Votre engagement se prolonge au-delà du judo avec un investissement en tant que marraine de l’association SOS Préma, et égérie d’une marque française de culottes menstruelles. Pourquoi avoir fait ces choix ?
Clarisse Agbégnénou : C’était important pour moi car, même si je n’ai pas eu ces ressentis d’être un enfant fragile du fait de ma prématurité (j’étais chouchoutée, mais parce que j’étais la seule fille !), je vois des personnes qui sont dans cette problématique. Je vois des parents qui sont fatigués, qui s’interrogent sur l’avenir de leur enfant. Je veux leur montrer que oui, ils seront forts. Et que nous avons même un talent en plus, c’est celui d’être un guerrier dès la naissance. J’aimerais leur donner cet espoir.

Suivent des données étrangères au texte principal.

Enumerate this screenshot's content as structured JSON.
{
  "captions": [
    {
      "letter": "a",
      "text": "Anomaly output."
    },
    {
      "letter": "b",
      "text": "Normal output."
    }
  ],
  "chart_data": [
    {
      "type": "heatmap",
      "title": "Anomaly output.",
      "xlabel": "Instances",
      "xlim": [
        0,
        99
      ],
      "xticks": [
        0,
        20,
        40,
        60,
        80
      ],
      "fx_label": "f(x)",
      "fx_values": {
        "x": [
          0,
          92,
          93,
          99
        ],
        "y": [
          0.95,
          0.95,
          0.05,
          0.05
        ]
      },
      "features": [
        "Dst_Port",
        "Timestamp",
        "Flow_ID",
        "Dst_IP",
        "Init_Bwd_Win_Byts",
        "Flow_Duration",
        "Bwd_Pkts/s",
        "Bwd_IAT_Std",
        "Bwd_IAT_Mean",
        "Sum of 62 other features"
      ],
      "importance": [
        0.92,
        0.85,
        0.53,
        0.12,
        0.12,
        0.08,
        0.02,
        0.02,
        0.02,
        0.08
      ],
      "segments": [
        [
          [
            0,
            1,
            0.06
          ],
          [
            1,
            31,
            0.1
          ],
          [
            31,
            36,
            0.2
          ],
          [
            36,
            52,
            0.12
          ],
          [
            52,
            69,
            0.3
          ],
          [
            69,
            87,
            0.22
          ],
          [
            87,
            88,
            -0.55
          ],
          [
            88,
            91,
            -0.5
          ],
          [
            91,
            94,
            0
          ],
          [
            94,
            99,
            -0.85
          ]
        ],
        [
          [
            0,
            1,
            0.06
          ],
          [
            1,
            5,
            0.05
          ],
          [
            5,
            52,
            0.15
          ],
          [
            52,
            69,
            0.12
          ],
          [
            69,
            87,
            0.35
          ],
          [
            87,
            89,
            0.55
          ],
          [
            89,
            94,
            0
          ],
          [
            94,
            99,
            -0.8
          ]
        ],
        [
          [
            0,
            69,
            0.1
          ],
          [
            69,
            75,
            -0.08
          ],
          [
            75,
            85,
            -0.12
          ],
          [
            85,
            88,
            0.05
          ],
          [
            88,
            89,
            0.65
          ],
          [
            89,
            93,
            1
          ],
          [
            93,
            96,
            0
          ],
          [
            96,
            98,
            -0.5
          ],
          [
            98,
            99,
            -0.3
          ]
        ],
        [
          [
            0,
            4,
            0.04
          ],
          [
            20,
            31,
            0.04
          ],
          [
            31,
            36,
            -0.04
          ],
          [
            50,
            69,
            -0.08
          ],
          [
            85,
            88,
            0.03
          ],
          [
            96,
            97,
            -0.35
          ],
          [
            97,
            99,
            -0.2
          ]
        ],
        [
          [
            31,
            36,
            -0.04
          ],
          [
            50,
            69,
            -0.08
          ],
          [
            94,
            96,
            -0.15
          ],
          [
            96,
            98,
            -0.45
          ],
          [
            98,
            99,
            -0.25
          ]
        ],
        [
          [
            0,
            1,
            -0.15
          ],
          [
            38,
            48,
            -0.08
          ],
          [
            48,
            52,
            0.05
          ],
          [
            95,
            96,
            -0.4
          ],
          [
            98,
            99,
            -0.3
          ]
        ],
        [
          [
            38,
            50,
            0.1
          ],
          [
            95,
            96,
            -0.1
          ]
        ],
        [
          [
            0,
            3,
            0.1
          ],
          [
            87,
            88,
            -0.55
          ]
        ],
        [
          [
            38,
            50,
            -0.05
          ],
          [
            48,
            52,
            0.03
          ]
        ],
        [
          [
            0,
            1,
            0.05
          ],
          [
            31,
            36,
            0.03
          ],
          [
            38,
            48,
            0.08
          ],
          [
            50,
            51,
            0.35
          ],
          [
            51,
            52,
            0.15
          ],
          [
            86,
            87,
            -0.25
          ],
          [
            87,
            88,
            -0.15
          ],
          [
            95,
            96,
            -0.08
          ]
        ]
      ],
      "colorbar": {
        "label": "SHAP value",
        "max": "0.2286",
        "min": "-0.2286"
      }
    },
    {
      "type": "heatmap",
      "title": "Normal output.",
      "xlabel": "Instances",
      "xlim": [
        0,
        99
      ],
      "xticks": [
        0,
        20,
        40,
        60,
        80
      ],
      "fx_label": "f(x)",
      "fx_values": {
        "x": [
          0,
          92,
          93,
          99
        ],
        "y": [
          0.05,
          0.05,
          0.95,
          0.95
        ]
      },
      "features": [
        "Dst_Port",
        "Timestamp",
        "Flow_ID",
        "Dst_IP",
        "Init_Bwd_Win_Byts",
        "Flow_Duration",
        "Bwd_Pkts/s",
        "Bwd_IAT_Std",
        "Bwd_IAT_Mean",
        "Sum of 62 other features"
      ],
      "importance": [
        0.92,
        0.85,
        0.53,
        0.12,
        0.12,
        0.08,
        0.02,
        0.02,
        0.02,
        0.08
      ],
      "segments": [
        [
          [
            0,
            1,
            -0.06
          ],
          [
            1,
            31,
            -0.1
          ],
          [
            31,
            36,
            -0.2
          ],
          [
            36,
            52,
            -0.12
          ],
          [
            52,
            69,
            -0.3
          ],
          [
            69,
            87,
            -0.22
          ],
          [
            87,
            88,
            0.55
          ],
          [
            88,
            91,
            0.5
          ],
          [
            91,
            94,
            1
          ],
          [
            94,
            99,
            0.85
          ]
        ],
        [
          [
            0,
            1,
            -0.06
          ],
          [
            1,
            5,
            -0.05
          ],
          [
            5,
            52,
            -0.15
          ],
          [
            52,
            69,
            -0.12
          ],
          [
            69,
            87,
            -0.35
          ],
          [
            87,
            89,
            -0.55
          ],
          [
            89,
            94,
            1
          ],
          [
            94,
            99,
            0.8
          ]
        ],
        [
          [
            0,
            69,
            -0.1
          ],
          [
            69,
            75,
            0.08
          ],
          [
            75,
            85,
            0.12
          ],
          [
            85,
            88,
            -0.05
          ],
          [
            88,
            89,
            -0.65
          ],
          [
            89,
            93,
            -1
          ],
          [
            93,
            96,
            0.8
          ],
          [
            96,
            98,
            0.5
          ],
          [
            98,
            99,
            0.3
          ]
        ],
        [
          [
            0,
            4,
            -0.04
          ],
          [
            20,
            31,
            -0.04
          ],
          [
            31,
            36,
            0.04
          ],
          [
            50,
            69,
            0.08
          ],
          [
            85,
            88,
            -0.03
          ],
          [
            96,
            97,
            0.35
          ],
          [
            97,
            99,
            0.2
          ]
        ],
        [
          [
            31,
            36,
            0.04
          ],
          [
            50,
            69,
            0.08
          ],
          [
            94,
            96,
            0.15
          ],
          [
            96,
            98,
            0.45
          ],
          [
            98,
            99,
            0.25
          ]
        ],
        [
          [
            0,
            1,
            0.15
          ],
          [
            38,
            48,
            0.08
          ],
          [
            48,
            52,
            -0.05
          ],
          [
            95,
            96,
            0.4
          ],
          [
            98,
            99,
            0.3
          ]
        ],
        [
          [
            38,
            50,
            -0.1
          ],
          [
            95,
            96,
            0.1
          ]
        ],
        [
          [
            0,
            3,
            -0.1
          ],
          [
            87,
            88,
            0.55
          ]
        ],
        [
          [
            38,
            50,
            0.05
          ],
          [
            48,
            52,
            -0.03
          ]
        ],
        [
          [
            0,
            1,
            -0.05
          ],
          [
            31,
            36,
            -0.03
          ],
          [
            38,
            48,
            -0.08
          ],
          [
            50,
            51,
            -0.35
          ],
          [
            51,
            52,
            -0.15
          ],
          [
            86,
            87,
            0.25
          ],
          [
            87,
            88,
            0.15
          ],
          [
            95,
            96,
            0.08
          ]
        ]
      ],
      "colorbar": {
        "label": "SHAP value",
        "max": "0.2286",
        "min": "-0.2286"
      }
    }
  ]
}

Avec mon agent, Nadia, nous avons réfléchi à qui je suis, et nous faisons un peu le cycle de la vie : après la prématurité, nous nous sommes penchés sur les problèmes de règles dont j’ai beaucoup souffert à l’adolescence. C’était difficile et je ne savais pas trop à qui en parler, ce type de sujet n’était pas vraiment abordé dans ma famille. Je pense qu’il est important de briser les tabous et que les jeunes filles ne se retrouvent pas dans ces situations. Aujourd’hui, il y a différents moyens pour se sentir bien, elles doivent les connaître. J’ai donc choisi de parler des culottes menstruelles, qui ont changé ma vie. J’ai rencontré ces deux belles personnes, en charge de la marque française Réjeanne. Elles proposent des sous-vêtements, confortables, pratiques et jolis, avec de bons tissus. L’aspect environnemental est important pour moi également.